Teosofia

Doutorado em andamento em Filosofia (UERJ, 2018)
Mestre em Filosofia (UERJ, 2017)
Graduado em Filosofia (UERJ, 2015)

O termo teosofia (do grego, theos = deus, sofia = sabedoria) significa sabedoria de Deus e diz respeito a qualquer tipo de misticismo filosófico que pretende ser baseado matemática ou cientificamente. Na antiguidade, pode ser encontrado no pitagorismo, na filosofia neoplatonica e no gnosticismo. Algumas religiões como o taoísmo, o islamismo sufista, bem como certos aspectos do budismo e do hinduísmo também podem ser consideradas como teosofistas.

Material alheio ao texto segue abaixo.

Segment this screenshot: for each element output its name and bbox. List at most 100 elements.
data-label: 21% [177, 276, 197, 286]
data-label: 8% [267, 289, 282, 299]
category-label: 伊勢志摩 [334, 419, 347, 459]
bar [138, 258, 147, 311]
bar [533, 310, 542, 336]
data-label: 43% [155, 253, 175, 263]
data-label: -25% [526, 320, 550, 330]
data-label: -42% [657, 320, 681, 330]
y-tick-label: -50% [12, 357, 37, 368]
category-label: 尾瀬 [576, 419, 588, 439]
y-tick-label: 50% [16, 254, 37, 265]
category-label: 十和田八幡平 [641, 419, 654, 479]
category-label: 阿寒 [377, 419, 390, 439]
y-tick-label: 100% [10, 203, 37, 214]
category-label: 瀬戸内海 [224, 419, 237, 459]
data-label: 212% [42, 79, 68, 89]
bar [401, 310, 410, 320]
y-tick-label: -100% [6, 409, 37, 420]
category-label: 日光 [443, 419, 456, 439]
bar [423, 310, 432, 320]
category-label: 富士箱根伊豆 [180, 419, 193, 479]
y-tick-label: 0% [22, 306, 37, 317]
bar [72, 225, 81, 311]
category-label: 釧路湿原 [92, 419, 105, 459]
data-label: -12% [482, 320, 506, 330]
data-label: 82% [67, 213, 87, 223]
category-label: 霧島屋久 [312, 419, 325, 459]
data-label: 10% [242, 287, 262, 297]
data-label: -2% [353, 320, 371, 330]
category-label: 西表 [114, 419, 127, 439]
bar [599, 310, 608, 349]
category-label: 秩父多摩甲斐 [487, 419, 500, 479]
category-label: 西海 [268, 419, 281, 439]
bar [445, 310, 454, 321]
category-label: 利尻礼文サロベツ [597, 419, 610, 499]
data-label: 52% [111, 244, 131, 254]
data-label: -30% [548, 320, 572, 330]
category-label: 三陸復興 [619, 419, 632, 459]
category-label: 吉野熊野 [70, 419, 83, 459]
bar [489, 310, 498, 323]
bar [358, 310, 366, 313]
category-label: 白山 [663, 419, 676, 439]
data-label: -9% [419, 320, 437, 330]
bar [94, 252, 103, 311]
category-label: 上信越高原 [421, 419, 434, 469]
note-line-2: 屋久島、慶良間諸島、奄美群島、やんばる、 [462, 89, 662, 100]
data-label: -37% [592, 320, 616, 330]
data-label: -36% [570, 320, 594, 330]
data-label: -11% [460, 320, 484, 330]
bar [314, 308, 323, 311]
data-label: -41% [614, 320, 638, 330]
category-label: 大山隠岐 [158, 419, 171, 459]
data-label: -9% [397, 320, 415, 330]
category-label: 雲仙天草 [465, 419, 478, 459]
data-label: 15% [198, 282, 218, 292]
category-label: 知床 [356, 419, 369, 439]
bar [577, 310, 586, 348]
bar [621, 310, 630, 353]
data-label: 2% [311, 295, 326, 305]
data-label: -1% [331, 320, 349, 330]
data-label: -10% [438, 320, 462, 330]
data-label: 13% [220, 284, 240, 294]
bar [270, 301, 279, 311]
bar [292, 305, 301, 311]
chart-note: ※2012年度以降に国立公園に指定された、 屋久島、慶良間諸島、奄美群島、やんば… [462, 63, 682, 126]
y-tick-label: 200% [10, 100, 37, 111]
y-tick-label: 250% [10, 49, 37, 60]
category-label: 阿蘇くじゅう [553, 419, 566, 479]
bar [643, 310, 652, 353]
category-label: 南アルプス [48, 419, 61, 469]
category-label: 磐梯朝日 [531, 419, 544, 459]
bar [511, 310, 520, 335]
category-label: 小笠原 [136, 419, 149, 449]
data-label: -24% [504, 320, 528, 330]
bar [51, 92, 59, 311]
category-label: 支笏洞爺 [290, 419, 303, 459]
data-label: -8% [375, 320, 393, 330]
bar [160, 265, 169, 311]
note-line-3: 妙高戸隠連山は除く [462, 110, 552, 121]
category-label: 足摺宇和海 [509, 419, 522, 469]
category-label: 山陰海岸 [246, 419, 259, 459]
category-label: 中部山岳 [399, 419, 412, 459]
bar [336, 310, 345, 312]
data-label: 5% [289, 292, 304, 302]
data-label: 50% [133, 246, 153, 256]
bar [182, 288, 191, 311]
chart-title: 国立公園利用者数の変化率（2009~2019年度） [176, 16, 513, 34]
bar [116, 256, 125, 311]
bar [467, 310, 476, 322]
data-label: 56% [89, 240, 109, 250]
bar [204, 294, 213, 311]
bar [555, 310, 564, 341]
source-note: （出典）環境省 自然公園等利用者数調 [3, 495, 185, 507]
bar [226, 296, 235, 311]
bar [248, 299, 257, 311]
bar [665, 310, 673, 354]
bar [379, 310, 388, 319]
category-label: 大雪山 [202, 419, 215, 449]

Este termo foi primeiramente utilizado pelos filósofos neoplatônicos para se referir a sua própria doutrina, que enfatizava a união entre religião e filosofia, e ao conhecimento das coisas divinas, proporcionado por Deus através de uma inspiração direta. Nesse mesmo sentido, foi retomado na modernidade, após o período renascentista, pelo místico protestante Jacob Böhme (1575 – 1624). Mais tarde, o termo foi empregado pelo filósofo sueco Emanuel Swedenborg (1688 – 1772), que propunha uma combinação entre o mundo natural e o mundo espiritual, bem como uma combinação entre a cosmologia racionalista e a revelação bíblica. O teosofismo foi, contudo, criticado pelo filósofo alemão Immanuel Kant (1724 – 1804), que afirmava ser impossível que a teologia avançasse, elevando-se à teosofia e aos conceitos transcendentais que lhe dizem respeito, devido à limitação da razão humana. Outro filósofo alemão, Friedrich Schelling (1775 – 1854) utilizava esse termo para se referir aos filósofos que afirmavam ser diretamente inspirados por Deus.

No mundo contemporâneo, a teosofia é estritamente relacionada à filosofia de Swedenborg, do pensador austríaco Rudolff Steiner (1861 – 1925) e da filósofa e ocultista russa Helena Blavatsky (1831 – 1891). Enquanto Swedenborg, como afirmado acima, buscava a união entre o mundo espiritual e o real, tentando explicar as interconexões entre a alma e o corpo, a teosofia de Steiner aparece como uma reação à teoria científica tradicional. Steiner propõe que seu pensamento é tão rigoroso quanto a ciência comum, mas que é superior a ela na medida em que incorpora também as verdades espirituais a respeito da realidade. Afirmava, dentre outras coisas, que o verdadeiro conhecimento era alcançado pela intuição e não pelo pensamento dedutivo. Já Helena Blavatsky fundou, em 1875, a chamada Sociedade teosófica, que apresentavam uma nova teosofia, desta vez por uma mistura de diversas crenças orientais, supostamente fundamentadas em uma inspiração direta por Deus, que envolvem o campo da filosofia mas que, ao mesmo tempo, vão além dele.

Apesar de a descrição feita nos parágrafos anteriores ser comum aos dicionários e manuais de filosofia tradicionais, Helena Blavatsky, em seu texto Um exame da sabedoria universal presente em todas as épocas e nações, a rejeita, afirmando ser esta uma explicação desrespeitosa e precária da teosofia, e que não se deve atribui-la aos filósofos neoplatônicos. A pensadora afirma que atribuir a tais filósofos a intenção de desenvolver suas percepções espirituais e filosóficas através de processos físicos seria o mesmo que considerá-los filósofos materialistas, o que, de fato, é incoerente mesmo com os já citados manuais de filosofia. Em seu texto, Blavatsky defende um ponto de vista a partir do qual, segundo sua compreensão, todos os filósofos, grandes pensadores e escolas filosóficas seriam, necessariamente, teosofistas. Este ponto de vista afirma que um teosofista é alguém que defende uma teoria de Deus ou de suas obras que é fundamentada não na revelação mas, antes, uma inspiração própria, de modo que, quem quer que tenha sido o primeiro grande pensador e filósofo, seja ele Tales de Mileto ou qualquer outro, já era um teosofista.

Apesar, contudo, da ênfase apresentada no parágrafo acima, a pensadora russa parece não apresentar uma explicação do que seja tal inspiração própria, de modo que as as fontes mais confiáveis para a compreensão filosófica do termo teosofia continuam sendo os tradicionais manuais filosóficos.

Referências:

ABBAGNANO, Nicola. Dicionário de filosofia. Trad. Alfredo Bosi e Ivone Castilho Benedetti. São Paulo: Martins Fontes, 2007.

AUDI, Robert. The Cambridge Dictionary of Philosophy. New York: Cambridge University Press, 1999.

BUNNIN, Nicholas; YU, Jiyuan. The Blackwell Dictionary of Western Philosophy. Oxford: Blackwell Publishing, 2004.